Look away! Look away!

Look away down South in Dixie.”

Within the borders of this fair land of Dixie the finest opportunities for investment and the richest fields for enterprise ever known in the Western Hemisphere are now open to all who wish to come and help us to make it blossom like the rose. A new development has already begun. Thirty years ago there was not a factory in South Carolina. To-day she is spinning and weaving more cotton than she raises and is second only to Massachusetts in the manufacture of cotton goods; and North Carolina and Georgia have made equal progress with South Carolina in this new idea of making the South not only the leader in agriculture, but also in converting our raw material into finished articles of commerce and trade, and thus saving to our section countless millions of wealth. In the mountains of south-western Virginia, south-eastern Kentucky, East Tennessee, North Alabama, where the sunshine plays hide and seek with the shadows, and where many rivers are born, there is a beautiful valley six hundred miles in length and from one to thirty miles wide. Until a quarter of a century ago the principal product of that country was children. The people did not realize that the north rim of the valley was almost an unbroken vein of coal and that the South was an exhaustless bed of iron, and they placed but little value on the vast parks of timber where the ax had never gleamed, but now the dynamite has just begun to jar the silent hills and the forests have just begun to fall.
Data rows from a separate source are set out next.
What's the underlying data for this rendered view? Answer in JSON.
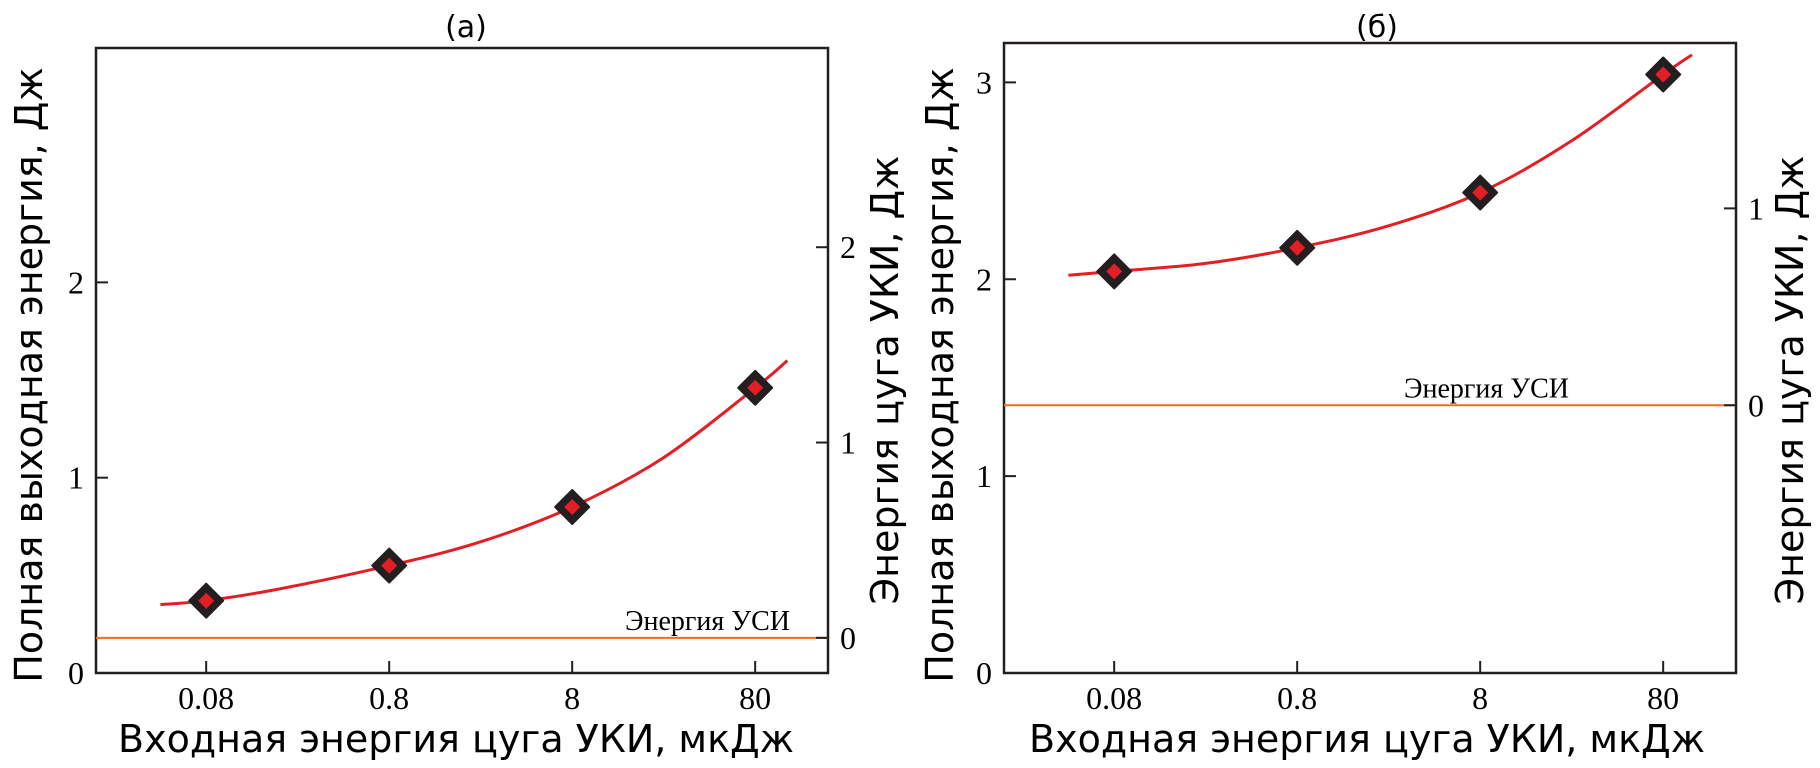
{
  "chart_data": [
    {
      "type": "scatter",
      "panel_label": "(a)",
      "xlabel": "Входная энергия цуга УКИ, мкДж",
      "ylabel": "Полная выходная энергия, Дж",
      "ylabel_right": "Энергия цуга УКИ, Дж",
      "x_scale": "log",
      "xlim": [
        0.02,
        200
      ],
      "x_ticks": [
        0.08,
        0.8,
        8,
        80
      ],
      "x_tick_labels": [
        "0.08",
        "0.8",
        "8",
        "80"
      ],
      "ylim": [
        0,
        3.2
      ],
      "y_ticks": [
        0,
        1,
        2
      ],
      "y_tick_labels": [
        "0",
        "1",
        "2"
      ],
      "ylim_right": [
        -0.18,
        3.02
      ],
      "y_ticks_right": [
        0,
        1,
        2
      ],
      "y_tick_labels_right": [
        "0",
        "1",
        "2"
      ],
      "points": [
        {
          "x": 0.08,
          "y": 0.37
        },
        {
          "x": 0.8,
          "y": 0.55
        },
        {
          "x": 8,
          "y": 0.85
        },
        {
          "x": 80,
          "y": 1.46
        }
      ],
      "fit_curve": [
        {
          "x": 0.045,
          "y": 0.35
        },
        {
          "x": 0.08,
          "y": 0.37
        },
        {
          "x": 0.2,
          "y": 0.43
        },
        {
          "x": 0.8,
          "y": 0.55
        },
        {
          "x": 2.5,
          "y": 0.67
        },
        {
          "x": 8,
          "y": 0.85
        },
        {
          "x": 25,
          "y": 1.1
        },
        {
          "x": 80,
          "y": 1.46
        },
        {
          "x": 120,
          "y": 1.6
        }
      ],
      "reference_line": {
        "y": 0.18,
        "label": "Энергия УСИ"
      },
      "colors": {
        "marker_fill": "#e31e24",
        "marker_edge": "#231f20",
        "fit": "#e31e24",
        "reference": "#f26b21"
      }
    },
    {
      "type": "scatter",
      "panel_label": "(б)",
      "xlabel": "Входная энергия цуга УКИ, мкДж",
      "ylabel": "Полная выходная энергия, Дж",
      "ylabel_right": "Энергия цуга УКИ, Дж",
      "x_scale": "log",
      "xlim": [
        0.02,
        200
      ],
      "x_ticks": [
        0.08,
        0.8,
        8,
        80
      ],
      "x_tick_labels": [
        "0.08",
        "0.8",
        "8",
        "80"
      ],
      "ylim": [
        0,
        3.2
      ],
      "y_ticks": [
        0,
        1,
        2,
        3
      ],
      "y_tick_labels": [
        "0",
        "1",
        "2",
        "3"
      ],
      "ylim_right": [
        -1.36,
        1.84
      ],
      "y_ticks_right": [
        0,
        1
      ],
      "y_tick_labels_right": [
        "0",
        "1"
      ],
      "points": [
        {
          "x": 0.08,
          "y": 2.04
        },
        {
          "x": 0.8,
          "y": 2.16
        },
        {
          "x": 8,
          "y": 2.44
        },
        {
          "x": 80,
          "y": 3.04
        }
      ],
      "fit_curve": [
        {
          "x": 0.045,
          "y": 2.02
        },
        {
          "x": 0.08,
          "y": 2.04
        },
        {
          "x": 0.25,
          "y": 2.08
        },
        {
          "x": 0.8,
          "y": 2.16
        },
        {
          "x": 2.5,
          "y": 2.27
        },
        {
          "x": 8,
          "y": 2.44
        },
        {
          "x": 25,
          "y": 2.7
        },
        {
          "x": 80,
          "y": 3.04
        },
        {
          "x": 115,
          "y": 3.14
        }
      ],
      "reference_line": {
        "y": 1.36,
        "label": "Энергия УСИ"
      },
      "colors": {
        "marker_fill": "#e31e24",
        "marker_edge": "#231f20",
        "fit": "#e31e24",
        "reference": "#f26b21"
      }
    }
  ]
}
Birmingham is making the sky of night red with the glare of her furnaces, and all the way up the valley to the new city of Roanoke new furnaces are being lighted and new industries are developing, and Huntsville, Decatur, Chattanooga, Knoxville, Johnson City and Bristol on the line, will soon be great manufacturing centers, where the pig iron and the logs of hardwood that are now being shipped away to be converted into finished articles will pass through our own mills and we will cease to be the fools we have been in the past, buying furniture made in foreign cities out of our own timber and all the implements of agriculture made out of our own iron.

GENERAL GORDON.

Until twenty years ago the sons of Mississippi, Louisiana and Arkansas were contented to sit on their verandas and watch the “nigger” and his lazy mule in the cotton field and listen to the melodies of the old plantation. But now the mills of Mississippi are beginning to mingle their music with these melodies, and the marshes of Louisiana are being converted into rice fields and she is making enough sugar to-day to sweeten the tooth of the world. Arkansas is building factories and opening her mines and mineral wealth, and sawing down her great forests of pine. At the close of the Civil War Texas was a wilderness, but now the howl of the wolf has given place to the whistle of the engine, and the whoop of the Indian has been hushed by the music of machinery. From Texarkana to El Paso prosperous cities and towns have sprung up like prairie flowers where the wild horse once galloped and the buffalo grazed, and great geysers of coal oil have solved the fuel problem.

In the full development of this new idea of transforming our raw material into finished goods lies our hope of regaining our prestige and power in the management of national affairs, and of winning back billions of wealth which were wiped out by the destroying angel of war. God grant that our beloved old South may be as happy in reaping the golden harvest of prosperity in the years to come as she has been brave and true through the suffering and woes of adversity in the sorrowful years of the past.

And now, my grizzled old friends who once wore the gray, in the name of the young men I congratulate you upon having lived to see the dawn of a brighter day for your battle-scarred and war-swept country. You must soon answer to the roll call of eternity and join your comrades on the other side. I give you the pledge of your sons that they will ever defend the record you have made and themselves live up to the traditions of their fathers. In the name of our women, both young and old, I implore the blessing of the Lord upon you, and pray that as the dews of life’s evening are condensing on your brow and the shadows of the long, long night are gathering about you, you may linger long in the twilight, with loving hands to lead you and loving hearts to bless.